Con la gracia del Señor, os voy a hablar de la lectura del santo Evangelio que acabamos de oír. En nombre del Señor os exhorto a que vuestra fe no se duerma en vuestros corazones en medio de las tempestades y oleajes de este mundo. No se puede aceptar que el Señor tuviera dominio sobre su muerte y no lo tuviera sobre su sueño, ni cabe la sospecha de que el sueño se apoderase del navegante Omnipotente sin quererlo él. Si esto creyerais, él duerme en vosotros; si, por el contrario, Cristo está despierto en vosotros, despierta está vuestra fe. Lo dice el Apóstol: por la fe habita Cristo en vuestros corazones. Por tanto, también el sueño de Cristo es signo de algún misterio. Los navegantes son las almas que pasan este mundo en un madero. También la nave aquélla figuraba a la Iglesia. Cada uno, en efecto, es templo de Dios y cada uno navega en su corazón. Si sus pensamientos son rectos, no naufragará. (San Agustín. Sermón 63).

Escuchamos hoy el pasaje de la tempestad calmada según el evangelista san Marcos. Y tal y como enseña san Agustín nuestra misión en este día de gracia que es el Domingo, el día de Dios en nuestra vida afanada, es la de escuchar la Palabra de Cristo y recordar sus mandatos, así el no estará dormido en nosotros, sino que creeremos siempre en su poder divino, ya esté Jesús soñando, andando o convaleciente. Un poder siempre preparado para actuar, pero también para ocultarse y poner a prueba nuestra fe: tal y como hace Cristo con los discípulos que le acompañan en la barca. Despertar a Cristo en nuestras almas significa dos cosas: escuchar su Palabra de Salvación, el Evangelio y recordar sus mandamientos, es decir, ver si los cumplimos, ver en que se traduce nuestro amor por Cristo, así él estará presente en nosotros. Y despertar al Señor en la barca de nuestro interior también significa creer en su poder divino, en su Omnipotencia. Jesús estaba con el Padre en la creación del mundo, y como dice san Pablo todo fue creado por Cristo y para Cristo, para que él fuera la plenitud, el primero, la cabeza de un cuerpo vivo.
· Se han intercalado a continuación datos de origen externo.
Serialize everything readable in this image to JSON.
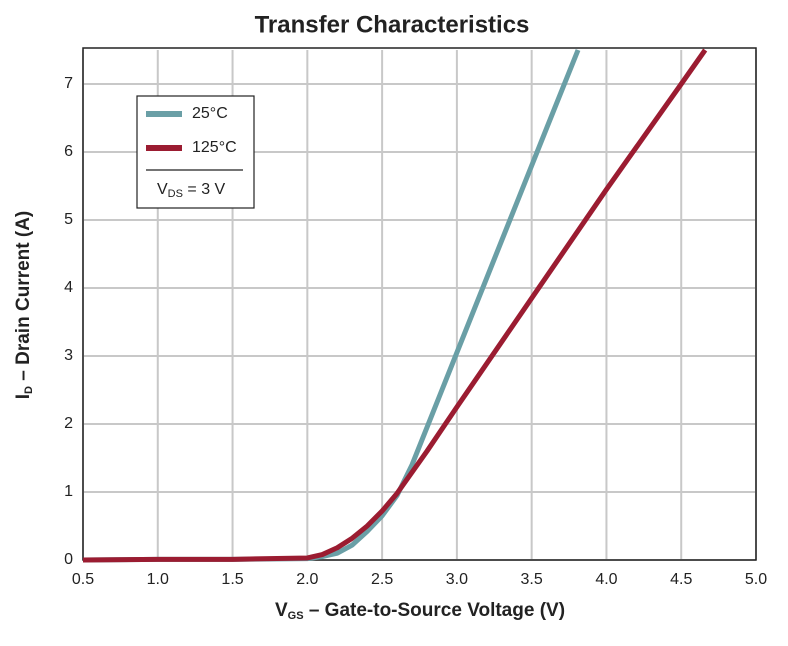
{
  "chart_data": {
    "type": "line",
    "title": "Transfer Characteristics",
    "x_label": {
      "main": "V",
      "sub": "GS",
      "rest": " – Gate-to-Source Voltage (V)"
    },
    "y_label": {
      "main": "I",
      "sub": "D",
      "rest": " – Drain Current (A)"
    },
    "annotation": {
      "main": "V",
      "sub": "DS",
      "rest": " = 3 V"
    },
    "xlim": [
      0.5,
      5.0
    ],
    "xticks": [
      0.5,
      {
        "value": 1,
        "label": "1.0"
      },
      1.5,
      {
        "value": 2,
        "label": "2.0"
      },
      2.5,
      {
        "value": 3,
        "label": "3.0"
      },
      3.5,
      {
        "value": 4,
        "label": "4.0"
      },
      4.5,
      {
        "value": 5,
        "label": "5.0"
      }
    ],
    "ylim": [
      0,
      7.5
    ],
    "yticks": [
      0,
      1,
      2,
      3,
      4,
      5,
      6,
      7
    ],
    "grid": true,
    "legend": "upper left",
    "series": [
      {
        "name": "25°C",
        "color": "#6a9fa6",
        "x": [
          0.5,
          1.0,
          1.5,
          2.0,
          2.1,
          2.2,
          2.3,
          2.4,
          2.5,
          2.6,
          2.7,
          2.8,
          2.9,
          3.0,
          3.2,
          3.4,
          3.6,
          3.81
        ],
        "values": [
          0,
          0.01,
          0.01,
          0.02,
          0.05,
          0.1,
          0.22,
          0.42,
          0.65,
          0.95,
          1.4,
          1.95,
          2.5,
          3.05,
          4.15,
          5.25,
          6.35,
          7.5
        ]
      },
      {
        "name": "125°C",
        "color": "#9b1c31",
        "x": [
          0.5,
          1.0,
          1.5,
          2.0,
          2.1,
          2.2,
          2.3,
          2.4,
          2.5,
          2.6,
          2.8,
          3.0,
          3.5,
          4.0,
          4.5,
          4.66
        ],
        "values": [
          0,
          0.01,
          0.01,
          0.03,
          0.08,
          0.18,
          0.32,
          0.5,
          0.72,
          0.98,
          1.6,
          2.25,
          3.85,
          5.45,
          7.0,
          7.5
        ]
      }
    ]
  }
}
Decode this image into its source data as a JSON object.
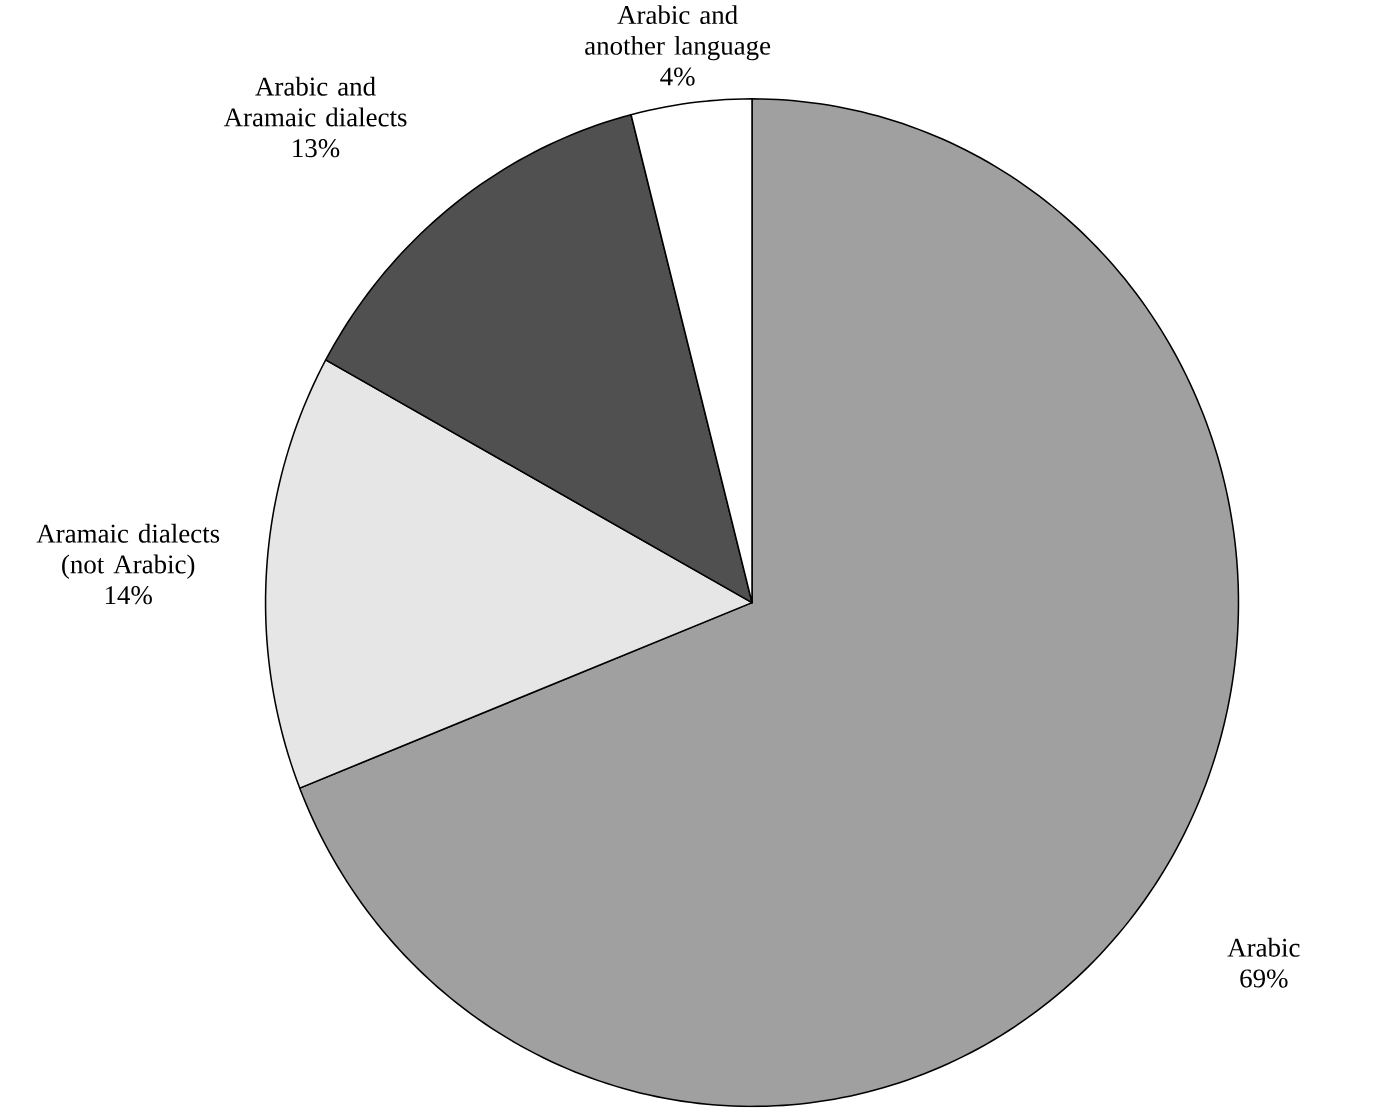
{
  "chart_data": {
    "type": "pie",
    "categories": [
      "Arabic",
      "Aramaic dialects (not Arabic)",
      "Arabic and Aramaic dialects",
      "Arabic and another language"
    ],
    "values": [
      69,
      14,
      13,
      4
    ],
    "value_labels": [
      "69%",
      "14%",
      "13%",
      "4%"
    ],
    "colors": [
      "#a0a0a0",
      "#e6e6e6",
      "#505050",
      "#ffffff"
    ]
  }
}
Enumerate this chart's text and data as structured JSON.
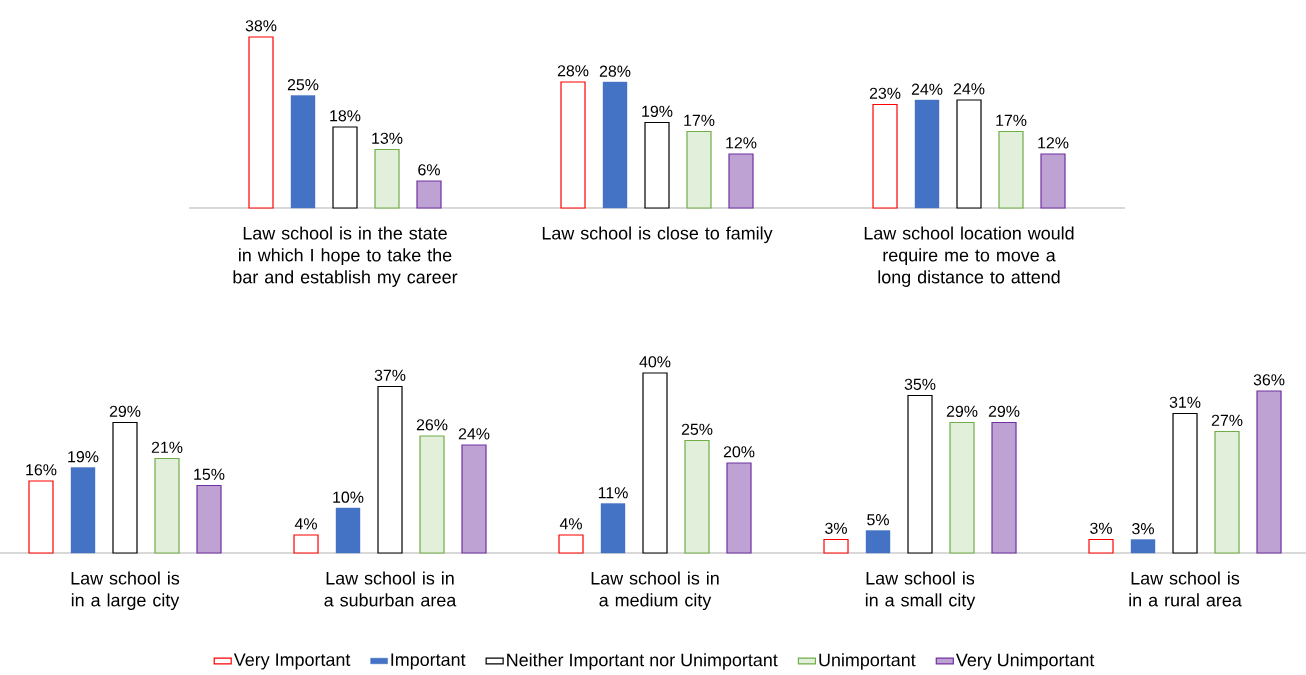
{
  "chart_data": [
    {
      "type": "bar",
      "categories": [
        "Law school is in the state in which I hope to take the bar and establish my career",
        "Law school is close to family",
        "Law school location would require me to move a long distance to attend"
      ],
      "series": [
        {
          "color": "#ff0000",
          "values": [
            38,
            28,
            23
          ],
          "value_labels": [
            "38%",
            "28%",
            "23%"
          ]
        },
        {
          "color": "#4472c4",
          "values": [
            25,
            28,
            24
          ],
          "value_labels": [
            "25%",
            "28%",
            "24%"
          ]
        },
        {
          "color": "#000000",
          "values": [
            18,
            19,
            24
          ],
          "value_labels": [
            "18%",
            "19%",
            "24%"
          ]
        },
        {
          "color": "#70ad47",
          "values": [
            13,
            17,
            17
          ],
          "value_labels": [
            "13%",
            "17%",
            "17%"
          ]
        },
        {
          "color": "#7030a0",
          "values": [
            6,
            12,
            12
          ],
          "value_labels": [
            "6%",
            "12%",
            "12%"
          ]
        }
      ],
      "legend": false
    },
    {
      "type": "bar",
      "categories": [
        "Law school is in a large city",
        "Law school is in a suburban area",
        "Law school is in a medium city",
        "Law school is in a small city",
        "Law school is in a rural area"
      ],
      "series": [
        {
          "name": "Very Important",
          "color": "#ff0000",
          "values": [
            16,
            4,
            4,
            3,
            3
          ],
          "value_labels": [
            "16%",
            "4%",
            "4%",
            "3%",
            "3%"
          ]
        },
        {
          "name": "Important",
          "color": "#4472c4",
          "values": [
            19,
            10,
            11,
            5,
            3
          ],
          "value_labels": [
            "19%",
            "10%",
            "11%",
            "5%",
            "3%"
          ]
        },
        {
          "name": "Neither Important nor Unimportant",
          "color": "#000000",
          "values": [
            29,
            37,
            40,
            35,
            31
          ],
          "value_labels": [
            "29%",
            "37%",
            "40%",
            "35%",
            "31%"
          ]
        },
        {
          "name": "Unimportant",
          "color": "#70ad47",
          "values": [
            21,
            26,
            25,
            29,
            27
          ],
          "value_labels": [
            "21%",
            "26%",
            "25%",
            "29%",
            "27%"
          ]
        },
        {
          "name": "Very Unimportant",
          "color": "#7030a0",
          "values": [
            15,
            24,
            20,
            29,
            36
          ],
          "value_labels": [
            "15%",
            "24%",
            "20%",
            "29%",
            "36%"
          ]
        }
      ],
      "legend": "bottom"
    }
  ]
}
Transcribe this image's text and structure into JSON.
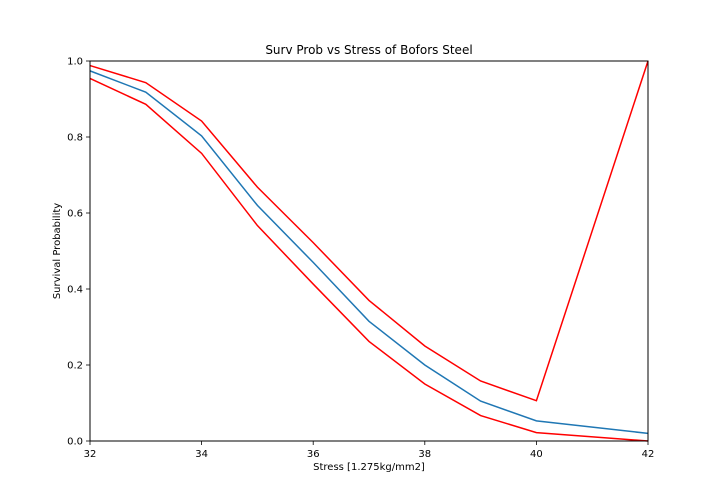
{
  "chart_data": {
    "type": "line",
    "title": "Surv Prob vs Stress of Bofors Steel",
    "xlabel": "Stress [1.275kg/mm2]",
    "ylabel": "Survival Probability",
    "xlim": [
      32,
      42
    ],
    "ylim": [
      0,
      1.0
    ],
    "xticks": [
      32,
      34,
      36,
      38,
      40,
      42
    ],
    "xtick_labels": [
      "32",
      "34",
      "36",
      "38",
      "40",
      "42"
    ],
    "yticks": [
      0,
      0.2,
      0.4,
      0.6,
      0.8,
      1.0
    ],
    "ytick_labels": [
      "0.0",
      "0.2",
      "0.4",
      "0.6",
      "0.8",
      "1.0"
    ],
    "grid": false,
    "series": [
      {
        "color": "#1f77b4",
        "x": [
          32,
          33,
          34,
          35,
          36,
          37,
          38,
          39,
          40,
          42
        ],
        "y": [
          0.974,
          0.918,
          0.803,
          0.62,
          0.47,
          0.315,
          0.2,
          0.105,
          0.053,
          0.02
        ]
      },
      {
        "color": "#ff0000",
        "x": [
          32,
          33,
          34,
          35,
          36,
          37,
          38,
          39,
          40,
          42
        ],
        "y": [
          0.988,
          0.943,
          0.842,
          0.668,
          0.522,
          0.37,
          0.25,
          0.158,
          0.106,
          1.0
        ]
      },
      {
        "color": "#ff0000",
        "x": [
          32,
          33,
          34,
          35,
          36,
          37,
          38,
          39,
          40,
          42
        ],
        "y": [
          0.954,
          0.886,
          0.757,
          0.567,
          0.413,
          0.262,
          0.15,
          0.067,
          0.022,
          0.0
        ]
      }
    ]
  }
}
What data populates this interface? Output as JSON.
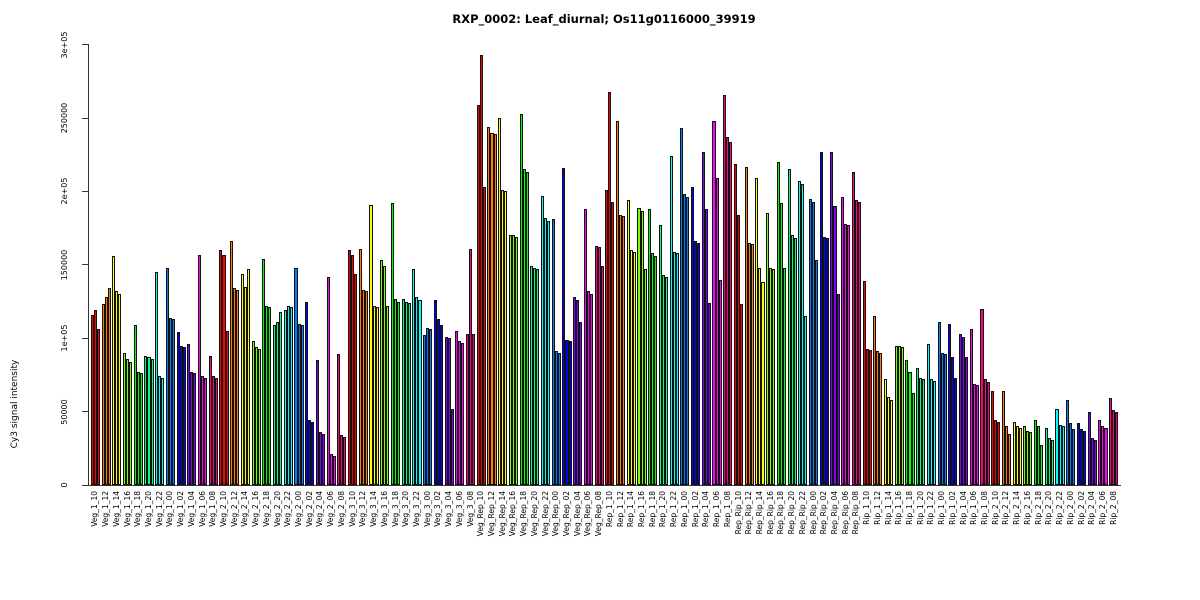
{
  "title": "RXP_0002: Leaf_diurnal; Os11g0116000_39919",
  "y_axis": {
    "label": "Cy3 signal intensity",
    "tick_labels": [
      "0",
      "50000",
      "1e+05",
      "150000",
      "2e+05",
      "250000",
      "3e+05"
    ],
    "tick_values": [
      0,
      50000,
      100000,
      150000,
      200000,
      250000,
      300000
    ]
  },
  "chart_data": {
    "type": "bar",
    "title": "RXP_0002: Leaf_diurnal; Os11g0116000_39919",
    "xlabel": "",
    "ylabel": "Cy3 signal intensity",
    "ylim": [
      0,
      300000
    ],
    "grid": false,
    "legend": "none",
    "bars_per_category": 3,
    "palette_cycle": [
      "#FF0000",
      "#FF8000",
      "#FFFF00",
      "#80FF00",
      "#00FF00",
      "#00FF80",
      "#00FFFF",
      "#0080FF",
      "#0000FF",
      "#8000FF",
      "#FF00FF",
      "#FF0080"
    ],
    "bar_border_color": "#000000",
    "categories": [
      "Veg_1_10",
      "Veg_1_12",
      "Veg_1_14",
      "Veg_1_16",
      "Veg_1_18",
      "Veg_1_20",
      "Veg_1_22",
      "Veg_1_00",
      "Veg_1_02",
      "Veg_1_04",
      "Veg_1_06",
      "Veg_1_08",
      "Veg_2_10",
      "Veg_2_12",
      "Veg_2_14",
      "Veg_2_16",
      "Veg_2_18",
      "Veg_2_20",
      "Veg_2_22",
      "Veg_2_00",
      "Veg_2_02",
      "Veg_2_04",
      "Veg_2_06",
      "Veg_2_08",
      "Veg_3_10",
      "Veg_3_12",
      "Veg_3_14",
      "Veg_3_16",
      "Veg_3_18",
      "Veg_3_20",
      "Veg_3_22",
      "Veg_3_00",
      "Veg_3_02",
      "Veg_3_04",
      "Veg_3_06",
      "Veg_3_08",
      "Veg_Rep_10",
      "Veg_Rep_12",
      "Veg_Rep_14",
      "Veg_Rep_16",
      "Veg_Rep_18",
      "Veg_Rep_20",
      "Veg_Rep_22",
      "Veg_Rep_00",
      "Veg_Rep_02",
      "Veg_Rep_04",
      "Veg_Rep_06",
      "Veg_Rep_08",
      "Rep_1_10",
      "Rep_1_12",
      "Rep_1_14",
      "Rep_1_16",
      "Rep_1_18",
      "Rep_1_20",
      "Rep_1_22",
      "Rep_1_00",
      "Rep_1_02",
      "Rep_1_04",
      "Rep_1_06",
      "Rep_1_08",
      "Rep_Rip_10",
      "Rep_Rip_12",
      "Rep_Rip_14",
      "Rep_Rip_16",
      "Rep_Rip_18",
      "Rep_Rip_20",
      "Rep_Rip_22",
      "Rep_Rip_00",
      "Rep_Rip_02",
      "Rep_Rip_04",
      "Rep_Rip_06",
      "Rep_Rip_08",
      "Rip_1_10",
      "Rip_1_12",
      "Rip_1_14",
      "Rip_1_16",
      "Rip_1_18",
      "Rip_1_20",
      "Rip_1_22",
      "Rip_1_00",
      "Rip_1_02",
      "Rip_1_04",
      "Rip_1_06",
      "Rip_1_08",
      "Rip_2_10",
      "Rip_2_12",
      "Rip_2_14",
      "Rip_2_16",
      "Rip_2_18",
      "Rip_2_20",
      "Rip_2_22",
      "Rip_2_00",
      "Rip_2_02",
      "Rip_2_04",
      "Rip_2_06",
      "Rip_2_08"
    ],
    "values": [
      [
        116000,
        119000,
        106000
      ],
      [
        123000,
        128000,
        134000
      ],
      [
        156000,
        132000,
        130000
      ],
      [
        90000,
        86000,
        84000
      ],
      [
        109000,
        77000,
        76000
      ],
      [
        88000,
        87000,
        86000
      ],
      [
        145000,
        74000,
        73000
      ],
      [
        148000,
        114000,
        113000
      ],
      [
        104000,
        95000,
        94000
      ],
      [
        96000,
        77000,
        76000
      ],
      [
        157000,
        74000,
        73000
      ],
      [
        88000,
        74000,
        73000
      ],
      [
        160000,
        157000,
        105000
      ],
      [
        166000,
        134000,
        133000
      ],
      [
        144000,
        135000,
        147000
      ],
      [
        98000,
        94000,
        93000
      ],
      [
        154000,
        122000,
        121000
      ],
      [
        109000,
        111000,
        118000
      ],
      [
        119000,
        122000,
        121000
      ],
      [
        148000,
        110000,
        109000
      ],
      [
        125000,
        44000,
        43000
      ],
      [
        85000,
        36000,
        35000
      ],
      [
        142000,
        21000,
        20000
      ],
      [
        89000,
        34000,
        33000
      ],
      [
        160000,
        157000,
        144000
      ],
      [
        161000,
        133000,
        132000
      ],
      [
        191000,
        122000,
        121000
      ],
      [
        153000,
        149000,
        122000
      ],
      [
        192000,
        127000,
        125000
      ],
      [
        127000,
        125000,
        124000
      ],
      [
        147000,
        128000,
        126000
      ],
      [
        102000,
        107000,
        106000
      ],
      [
        126000,
        113000,
        109000
      ],
      [
        101000,
        100000,
        52000
      ],
      [
        105000,
        98000,
        97000
      ],
      [
        103000,
        161000,
        103000
      ],
      [
        259000,
        293000,
        203000
      ],
      [
        244000,
        240000,
        239000
      ],
      [
        250000,
        201000,
        200000
      ],
      [
        170000,
        170000,
        169000
      ],
      [
        253000,
        215000,
        213000
      ],
      [
        149000,
        148000,
        147000
      ],
      [
        197000,
        182000,
        180000
      ],
      [
        181000,
        91000,
        90000
      ],
      [
        216000,
        99000,
        98000
      ],
      [
        128000,
        126000,
        111000
      ],
      [
        188000,
        132000,
        130000
      ],
      [
        163000,
        162000,
        149000
      ],
      [
        201000,
        268000,
        193000
      ],
      [
        248000,
        184000,
        183000
      ],
      [
        194000,
        160000,
        159000
      ],
      [
        189000,
        187000,
        147000
      ],
      [
        188000,
        158000,
        156000
      ],
      [
        177000,
        143000,
        142000
      ],
      [
        224000,
        159000,
        158000
      ],
      [
        243000,
        198000,
        196000
      ],
      [
        203000,
        166000,
        165000
      ],
      [
        227000,
        188000,
        124000
      ],
      [
        248000,
        209000,
        140000
      ],
      [
        266000,
        237000,
        234000
      ],
      [
        219000,
        184000,
        123000
      ],
      [
        217000,
        165000,
        164000
      ],
      [
        209000,
        148000,
        138000
      ],
      [
        185000,
        148000,
        147000
      ],
      [
        220000,
        192000,
        148000
      ],
      [
        215000,
        170000,
        168000
      ],
      [
        207000,
        205000,
        115000
      ],
      [
        195000,
        193000,
        153000
      ],
      [
        227000,
        169000,
        168000
      ],
      [
        227000,
        190000,
        130000
      ],
      [
        196000,
        178000,
        177000
      ],
      [
        213000,
        194000,
        193000
      ],
      [
        139000,
        93000,
        92000
      ],
      [
        115000,
        91000,
        90000
      ],
      [
        72000,
        60000,
        58000
      ],
      [
        95000,
        95000,
        94000
      ],
      [
        85000,
        77000,
        63000
      ],
      [
        80000,
        73000,
        72000
      ],
      [
        96000,
        72000,
        71000
      ],
      [
        111000,
        90000,
        89000
      ],
      [
        110000,
        87000,
        73000
      ],
      [
        103000,
        101000,
        87000
      ],
      [
        106000,
        69000,
        68000
      ],
      [
        120000,
        72000,
        70000
      ],
      [
        64000,
        44000,
        43000
      ],
      [
        64000,
        40000,
        35000
      ],
      [
        43000,
        40000,
        39000
      ],
      [
        40000,
        37000,
        36000
      ],
      [
        44000,
        40000,
        27000
      ],
      [
        39000,
        32000,
        31000
      ],
      [
        52000,
        41000,
        40000
      ],
      [
        58000,
        42000,
        38000
      ],
      [
        42000,
        38000,
        37000
      ],
      [
        50000,
        32000,
        31000
      ],
      [
        44000,
        40000,
        39000
      ],
      [
        59000,
        51000,
        50000
      ]
    ]
  }
}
Por lo tanto, si el viento y el mar escuchan su potente voz y le obedecen, nosotros no podemos dudar de ese poder, del fuego que se enciende en nosotros al escuchar la Palabra de Dios y que nos devuelve la calma perdida por el pecado. Hagamos hoy dos cosas, miremos en nuestro interior donde sabemos que habita Cristo, y escuchemos su voz, pues el quiere hombres de fe.

El viento cesó y vino una gran calma. él les dijo: «¿Por qué sois tan cobardes? ¿Aún no tenéis fe?» Se quedaron espantados y se decían unos a otros: «¿Pero quién es éste? ¡Hasta el viento y las aguas le obedecen! (Mc 4, 38-40).

¿Quién es Cristo? ¿Creemos realmente que el universo entero le obedece? Hemos de constatar que somos hombres de poca fe y hemos de redescubrir que somos templos del Dios vivo y verdadero. ¡Es Jesús quien está en nuestra barca!